Part of the magic is in how it’s trained. It has to be trained in a way that it’s being told, if it’s a press release, then what should that structure look like? And so it’ll be shown many press releases. It’s been told that this is a good version of an output and this is a not so good version of the output, and it learns that. We haven’t yet seen the full potential of what the transformer can do. And the transformer doesn’t have to be trained only to give you back a presentation of language. It could be trained also to translate between languages, for example, or you could put in a sequence of chemicals and it would be able to be trained to guess what other chemical might go into a similar process like that.

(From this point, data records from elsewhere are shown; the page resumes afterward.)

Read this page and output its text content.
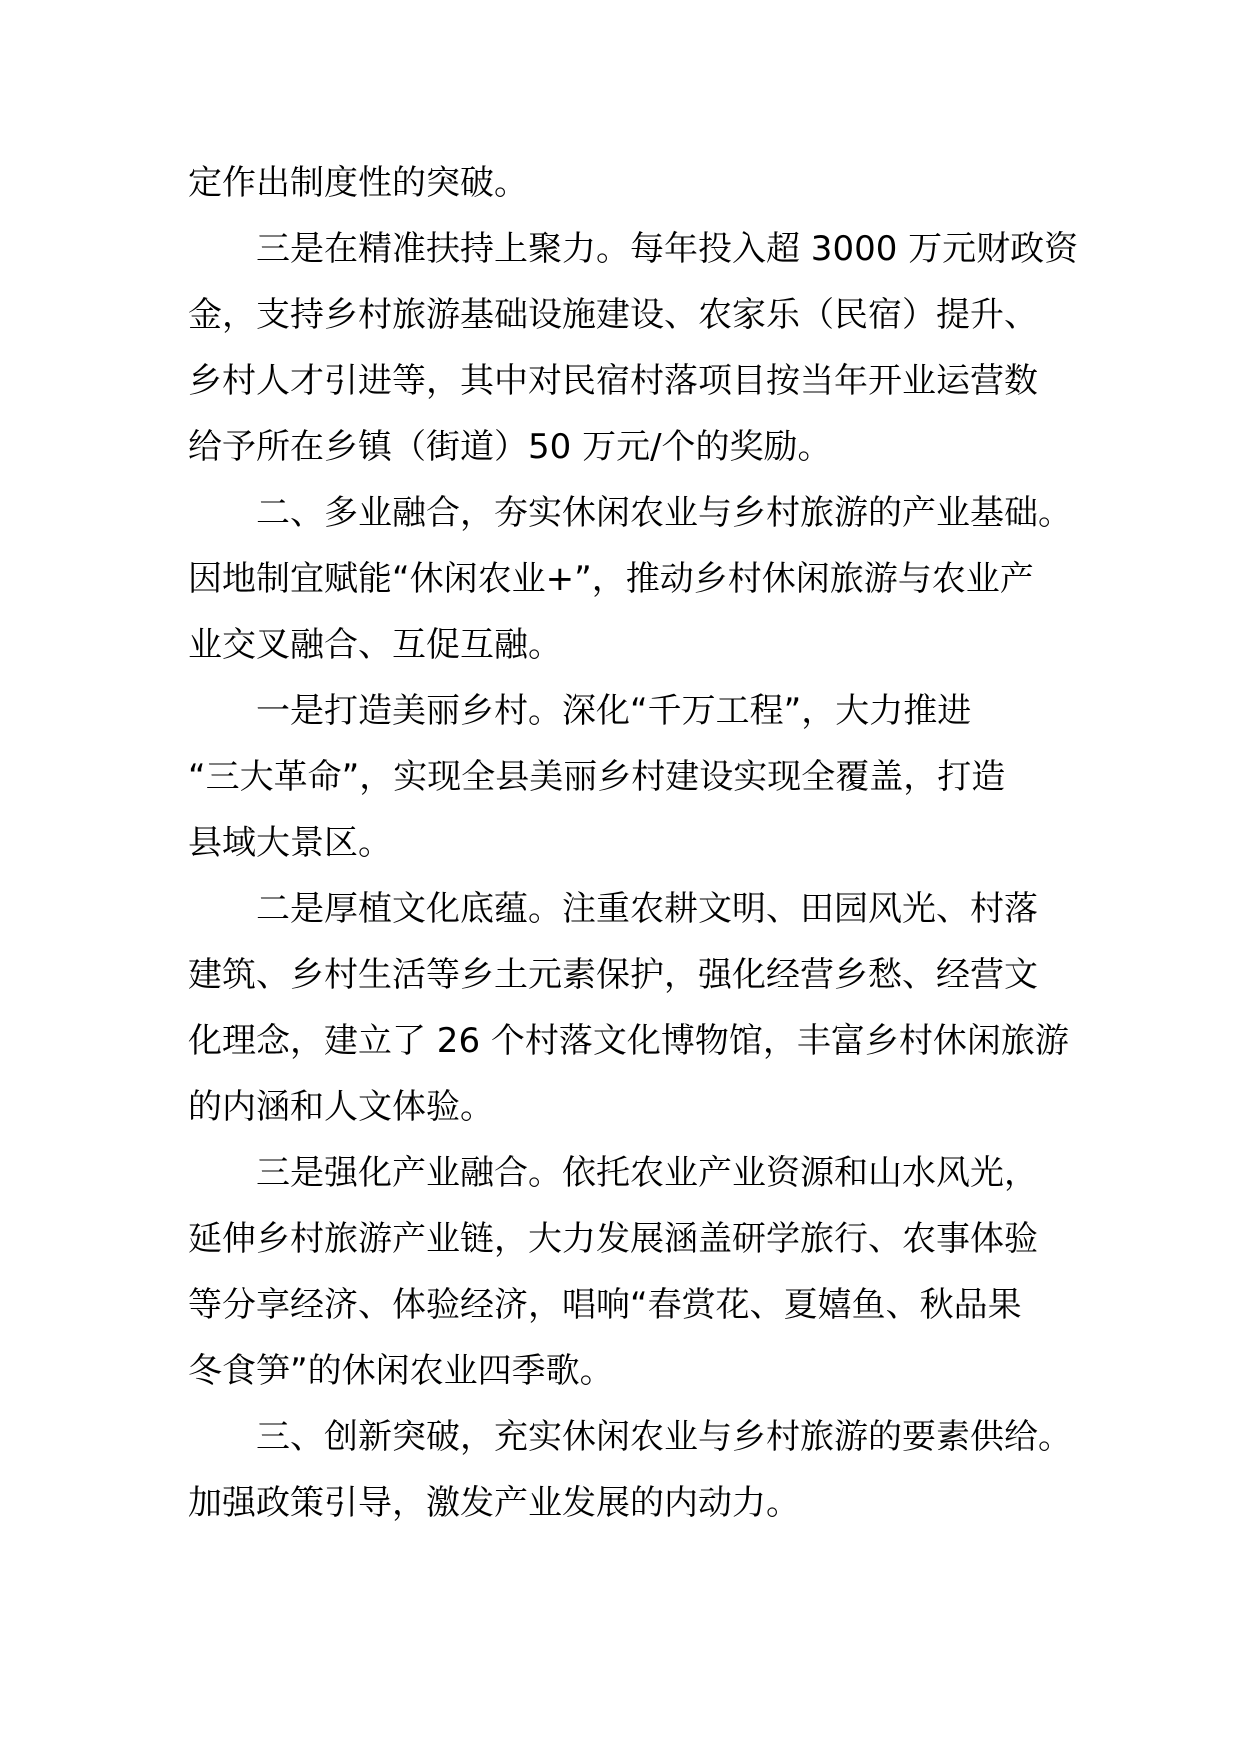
定作出制度性的突破。
三是在精准扶持上聚力。每年投入超 3000 万元财政资
金，支持乡村旅游基础设施建设、农家乐（民宿）提升、
乡村人才引进等，其中对民宿村落项目按当年开业运营数
给予所在乡镇（街道）50 万元/个的奖励。
二、多业融合，夯实休闲农业与乡村旅游的产业基础。
因地制宜赋能“休闲农业+”，推动乡村休闲旅游与农业产
业交叉融合、互促互融。
一是打造美丽乡村。深化“千万工程”，大力推进
“三大革命”，实现全县美丽乡村建设实现全覆盖，打造
县域大景区。
二是厚植文化底蕴。注重农耕文明、田园风光、村落
建筑、乡村生活等乡土元素保护，强化经营乡愁、经营文
化理念，建立了 26 个村落文化博物馆，丰富乡村休闲旅游
的内涵和人文体验。
三是强化产业融合。依托农业产业资源和山水风光，
延伸乡村旅游产业链，大力发展涵盖研学旅行、农事体验
等分享经济、体验经济，唱响“春赏花、夏嬉鱼、秋品果
冬食笋”的休闲农业四季歌。
三、创新突破，充实休闲农业与乡村旅游的要素供给。
加强政策引导，激发产业发展的内动力。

Or it could be trained to predict what gene sequence is likely to occur next to another gene sequence. ChatGPT and transformers and a lot of things that are in this family of large language models, they’re also built on another important technology and in fact it’s a pretty amazing technology. Google developed this technology, you use it all the time and you don’t realize it because it’s built into the Google search engine and it’s built into all kinds of things that you’re doing.
And that’s really an algorithm that’s called word2vec, or it’s short for word to vector. And why this is important is because these algorithms like ChatGPT, they don’t actually take a word as in the spelled out version of the word. They take numbers as input and they produce numbers as outputs. But the problem in that process is that you basically lose the meaning when you turn the word into a number.
But what word2vec figured out how to do is that it turned the word not into one number but into a sequence of numbers. And that sequence of numbers actually retains meaning in the sense that words that are similar in meaning to each other have vectors that are relatively similar or close to each other. If you have boy versus girl, how close or different are those two vectors?
It turns out that they have the same relationship as king versus queen or man versus woman. You type a search phrase into Google, and the reason why those page hits are so accurate is because those numbers do such a great job of capturing the meaning and they make those matches just perfect. Just about anyone who uses ChatGPT will be amazed by the quality of what comes out, and you can easily be fooled into thinking that this thing knows everything and it can do everything. But that’s not fully true.
In fact, it’s far from true. It doesn’t actually assign logic to the things that it is writing, and it doesn’t necessarily assign or do fact checking against what it’s doing. The logic capabilities are not actually built into it. It’s much more about the pattern recognition and the presentation layer of it. One way or the other, it’s working itself into the competitive structure, the competitive strategy, of every company.